Minimising Event Size, Maximising Physics: Inclusive Particle Isolation for LHCb's Run 3
Marta Calvi, Tommaso Fulghesu, George Hallett, Luca Hartman, Basem Khanji, Veronica S. Kirsebom, Thomas Latham, Marion Lehuraux, Ching-Hua Li, Abhijit Mathad, Matthew Monk, Andy Morris, Matthew Scott Rudolph, Francesca Swystun, Dorothea vom Bruch
TL;DR
This work tackles the challenge of dramatically increasing Run 3 data rates at LHCb by reducing per-event size without sacrificing heavy-flavour physics. It introduces Inclusive Multivariate Isolation (IMI), a fast, XGBoost-based classifier that unifies strengths of classical isolation methods (track, cone, and vertex) to selectively retain only the most relevant particles per event. IMI achieves about 45% data-size reduction while preserving ~99% signal efficiency and delivering superior background rejection across diverse decay channels and event multiplicities, with robust validation on Run 3 data. The method is integrated into the LHCb framework and designed for future extensions, potentially serving as a fast pruning layer to support more compute-intensive reconstruction as the experiment scales toward the High-Luminosity LHC era. The results demonstrate a practical path to scalable, physics-preserving data processing in high-rate environments.
Abstract
The Run 3 of the LHC brings unprecedented luminosity and a surge in data volume to the LHCb detector, necessitating a critical reduction in the size of each reconstructed event without compromising the physics reach of the heavy-flavour programme. While signal decays typically involve just a few charged particles, a single proton-proton collision produces hundreds of tracks, with charged particle information dominating the event size. To address this imbalance, a suite of inclusive isolation tools have been developed, including both classical methods and a novel Inclusive Multivariate Isolation (IMI) algorithm. The IMI unifies the key strengths of classical isolation techniques and is designed to robustly handle diverse decay topologies and kinematics, enabling efficient reconstruction of decay chains with varying final-state multiplicities. It consistently outperforms traditional methods, with superior background rejection and high signal efficiency across diverse channels and event multiplicities.

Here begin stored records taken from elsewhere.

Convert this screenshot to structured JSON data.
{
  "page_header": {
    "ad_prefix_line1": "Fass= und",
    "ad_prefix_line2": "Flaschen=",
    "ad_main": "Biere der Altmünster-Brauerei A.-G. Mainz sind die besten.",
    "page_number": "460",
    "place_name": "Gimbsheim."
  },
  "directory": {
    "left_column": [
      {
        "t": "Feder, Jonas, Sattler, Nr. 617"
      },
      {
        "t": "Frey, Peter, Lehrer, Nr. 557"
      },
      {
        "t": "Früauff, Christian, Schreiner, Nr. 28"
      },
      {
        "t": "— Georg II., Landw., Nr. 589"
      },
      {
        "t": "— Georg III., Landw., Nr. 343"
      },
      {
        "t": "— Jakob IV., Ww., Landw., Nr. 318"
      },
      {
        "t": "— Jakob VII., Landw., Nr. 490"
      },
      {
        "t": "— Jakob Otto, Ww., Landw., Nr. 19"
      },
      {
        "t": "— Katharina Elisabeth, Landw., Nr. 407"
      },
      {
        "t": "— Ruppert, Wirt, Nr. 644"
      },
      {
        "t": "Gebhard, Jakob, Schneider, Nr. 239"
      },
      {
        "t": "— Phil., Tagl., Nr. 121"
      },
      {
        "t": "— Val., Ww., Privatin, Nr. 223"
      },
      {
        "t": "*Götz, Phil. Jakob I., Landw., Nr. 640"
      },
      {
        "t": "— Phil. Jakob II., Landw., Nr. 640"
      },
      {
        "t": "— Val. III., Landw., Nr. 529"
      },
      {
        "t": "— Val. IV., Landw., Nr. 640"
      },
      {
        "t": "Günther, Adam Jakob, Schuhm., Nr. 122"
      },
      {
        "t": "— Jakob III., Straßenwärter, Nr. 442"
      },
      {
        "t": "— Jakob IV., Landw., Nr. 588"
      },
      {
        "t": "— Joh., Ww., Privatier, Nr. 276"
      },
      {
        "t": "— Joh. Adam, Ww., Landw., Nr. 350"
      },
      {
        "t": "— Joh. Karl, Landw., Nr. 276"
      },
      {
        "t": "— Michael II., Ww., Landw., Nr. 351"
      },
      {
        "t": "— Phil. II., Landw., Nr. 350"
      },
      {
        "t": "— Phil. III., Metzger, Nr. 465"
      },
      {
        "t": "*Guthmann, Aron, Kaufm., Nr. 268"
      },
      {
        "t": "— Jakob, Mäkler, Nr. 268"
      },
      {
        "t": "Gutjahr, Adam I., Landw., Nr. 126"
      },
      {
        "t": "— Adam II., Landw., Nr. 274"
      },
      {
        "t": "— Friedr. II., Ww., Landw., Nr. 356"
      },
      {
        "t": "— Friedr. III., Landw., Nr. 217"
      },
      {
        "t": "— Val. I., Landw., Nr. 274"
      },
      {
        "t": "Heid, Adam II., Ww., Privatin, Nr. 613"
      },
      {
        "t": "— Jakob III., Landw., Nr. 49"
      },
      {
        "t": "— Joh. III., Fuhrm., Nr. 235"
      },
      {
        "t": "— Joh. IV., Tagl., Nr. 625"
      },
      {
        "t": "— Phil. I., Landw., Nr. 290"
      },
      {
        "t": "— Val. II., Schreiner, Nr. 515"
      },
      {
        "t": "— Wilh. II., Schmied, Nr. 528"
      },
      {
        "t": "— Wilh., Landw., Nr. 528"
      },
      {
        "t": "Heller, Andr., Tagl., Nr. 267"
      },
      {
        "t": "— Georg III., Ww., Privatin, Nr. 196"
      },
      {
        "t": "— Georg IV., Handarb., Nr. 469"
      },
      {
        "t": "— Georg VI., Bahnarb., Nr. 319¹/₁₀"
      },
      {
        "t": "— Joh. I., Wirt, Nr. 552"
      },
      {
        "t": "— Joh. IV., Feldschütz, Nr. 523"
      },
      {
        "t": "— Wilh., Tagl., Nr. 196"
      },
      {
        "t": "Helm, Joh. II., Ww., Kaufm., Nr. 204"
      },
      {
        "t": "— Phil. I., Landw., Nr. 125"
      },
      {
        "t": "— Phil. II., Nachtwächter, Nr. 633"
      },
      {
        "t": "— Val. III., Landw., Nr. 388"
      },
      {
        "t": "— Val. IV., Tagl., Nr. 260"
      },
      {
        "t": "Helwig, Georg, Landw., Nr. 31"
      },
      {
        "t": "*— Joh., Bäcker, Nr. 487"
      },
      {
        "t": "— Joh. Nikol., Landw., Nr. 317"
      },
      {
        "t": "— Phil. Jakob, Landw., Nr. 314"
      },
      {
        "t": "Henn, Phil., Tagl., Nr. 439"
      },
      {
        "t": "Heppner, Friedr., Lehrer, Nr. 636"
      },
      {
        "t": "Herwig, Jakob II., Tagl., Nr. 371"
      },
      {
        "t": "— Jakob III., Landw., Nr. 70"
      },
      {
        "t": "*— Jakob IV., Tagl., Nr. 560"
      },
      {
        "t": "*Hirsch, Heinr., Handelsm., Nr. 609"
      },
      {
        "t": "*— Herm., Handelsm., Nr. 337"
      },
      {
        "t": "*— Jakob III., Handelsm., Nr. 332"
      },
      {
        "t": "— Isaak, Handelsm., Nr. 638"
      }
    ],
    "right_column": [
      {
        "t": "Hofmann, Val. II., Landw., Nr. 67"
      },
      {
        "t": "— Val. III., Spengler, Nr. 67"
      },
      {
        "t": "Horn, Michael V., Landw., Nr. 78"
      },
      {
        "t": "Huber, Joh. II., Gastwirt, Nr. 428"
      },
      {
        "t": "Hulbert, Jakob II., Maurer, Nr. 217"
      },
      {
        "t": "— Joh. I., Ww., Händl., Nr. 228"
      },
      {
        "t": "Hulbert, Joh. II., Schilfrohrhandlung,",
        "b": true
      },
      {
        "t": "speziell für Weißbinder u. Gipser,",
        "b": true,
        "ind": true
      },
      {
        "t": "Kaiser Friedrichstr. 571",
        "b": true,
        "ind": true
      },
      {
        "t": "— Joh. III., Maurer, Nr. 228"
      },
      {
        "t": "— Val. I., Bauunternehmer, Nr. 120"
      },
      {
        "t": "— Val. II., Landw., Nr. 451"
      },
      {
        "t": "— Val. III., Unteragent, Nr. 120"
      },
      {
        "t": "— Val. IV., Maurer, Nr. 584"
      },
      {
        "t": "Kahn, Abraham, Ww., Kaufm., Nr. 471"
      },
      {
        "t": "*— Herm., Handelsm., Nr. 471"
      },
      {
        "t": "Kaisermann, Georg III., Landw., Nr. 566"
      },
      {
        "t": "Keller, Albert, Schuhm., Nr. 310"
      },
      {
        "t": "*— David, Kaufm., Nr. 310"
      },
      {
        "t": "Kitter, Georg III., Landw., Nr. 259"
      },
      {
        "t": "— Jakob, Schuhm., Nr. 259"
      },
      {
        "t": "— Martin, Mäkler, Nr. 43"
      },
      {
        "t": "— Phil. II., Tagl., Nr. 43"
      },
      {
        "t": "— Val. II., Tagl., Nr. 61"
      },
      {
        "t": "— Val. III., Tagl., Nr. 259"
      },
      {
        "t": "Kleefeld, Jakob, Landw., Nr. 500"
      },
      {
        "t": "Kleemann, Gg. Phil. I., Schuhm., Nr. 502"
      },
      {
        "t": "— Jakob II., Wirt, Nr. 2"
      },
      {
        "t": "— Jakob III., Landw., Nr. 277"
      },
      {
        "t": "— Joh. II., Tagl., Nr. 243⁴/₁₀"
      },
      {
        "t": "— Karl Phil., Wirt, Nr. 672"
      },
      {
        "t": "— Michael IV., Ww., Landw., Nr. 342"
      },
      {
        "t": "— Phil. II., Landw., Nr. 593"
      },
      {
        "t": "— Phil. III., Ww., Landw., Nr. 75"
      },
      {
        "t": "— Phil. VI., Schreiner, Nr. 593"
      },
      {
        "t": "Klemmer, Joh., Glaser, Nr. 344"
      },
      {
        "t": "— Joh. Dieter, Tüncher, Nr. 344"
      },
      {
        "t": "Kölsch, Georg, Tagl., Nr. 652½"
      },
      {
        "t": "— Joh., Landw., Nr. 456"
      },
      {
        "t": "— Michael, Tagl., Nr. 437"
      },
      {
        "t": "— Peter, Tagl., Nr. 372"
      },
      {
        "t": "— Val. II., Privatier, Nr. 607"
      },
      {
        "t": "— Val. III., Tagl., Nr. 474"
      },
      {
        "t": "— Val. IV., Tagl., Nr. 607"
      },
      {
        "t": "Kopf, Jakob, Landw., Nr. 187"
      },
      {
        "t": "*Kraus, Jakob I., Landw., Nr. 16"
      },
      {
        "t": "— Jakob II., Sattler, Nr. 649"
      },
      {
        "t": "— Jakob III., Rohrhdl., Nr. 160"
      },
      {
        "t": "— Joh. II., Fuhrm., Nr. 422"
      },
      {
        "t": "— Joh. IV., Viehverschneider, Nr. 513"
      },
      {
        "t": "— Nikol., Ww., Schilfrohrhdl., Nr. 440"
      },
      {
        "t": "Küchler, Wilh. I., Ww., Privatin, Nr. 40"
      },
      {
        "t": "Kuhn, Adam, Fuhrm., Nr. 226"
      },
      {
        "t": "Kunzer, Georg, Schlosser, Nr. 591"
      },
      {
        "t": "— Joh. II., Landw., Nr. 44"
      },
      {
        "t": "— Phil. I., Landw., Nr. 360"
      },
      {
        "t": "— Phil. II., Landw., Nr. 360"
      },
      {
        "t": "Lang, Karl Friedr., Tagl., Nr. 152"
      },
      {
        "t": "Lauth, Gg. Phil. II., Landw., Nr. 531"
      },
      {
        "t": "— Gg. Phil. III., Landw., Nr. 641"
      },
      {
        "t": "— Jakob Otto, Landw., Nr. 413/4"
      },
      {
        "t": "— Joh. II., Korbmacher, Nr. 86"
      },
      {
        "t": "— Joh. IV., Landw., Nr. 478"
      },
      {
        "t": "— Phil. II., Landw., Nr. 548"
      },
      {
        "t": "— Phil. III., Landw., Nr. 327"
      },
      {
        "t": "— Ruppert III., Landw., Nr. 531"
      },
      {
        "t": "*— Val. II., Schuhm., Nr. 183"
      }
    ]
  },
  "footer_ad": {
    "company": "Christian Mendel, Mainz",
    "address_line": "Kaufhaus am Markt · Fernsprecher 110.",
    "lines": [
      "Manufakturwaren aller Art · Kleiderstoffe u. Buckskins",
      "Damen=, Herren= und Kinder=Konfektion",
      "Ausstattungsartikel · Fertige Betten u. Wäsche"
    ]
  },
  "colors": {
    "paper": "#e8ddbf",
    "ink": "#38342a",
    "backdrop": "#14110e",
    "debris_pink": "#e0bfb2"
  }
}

By retaining only the most relevant particles in each event, the method achieves a 45 % reduction in data size while preserving full physics performance, selecting signal particles with 99% efficiency. We also validate IMI on Run 3 data, confirming its robustness under real data-taking conditions. In the long term, IMI could provide a fast, lightweight front-end to support more compute-intensive selection strategies in the high-multiplicity environment of the High-Luminosity LHC.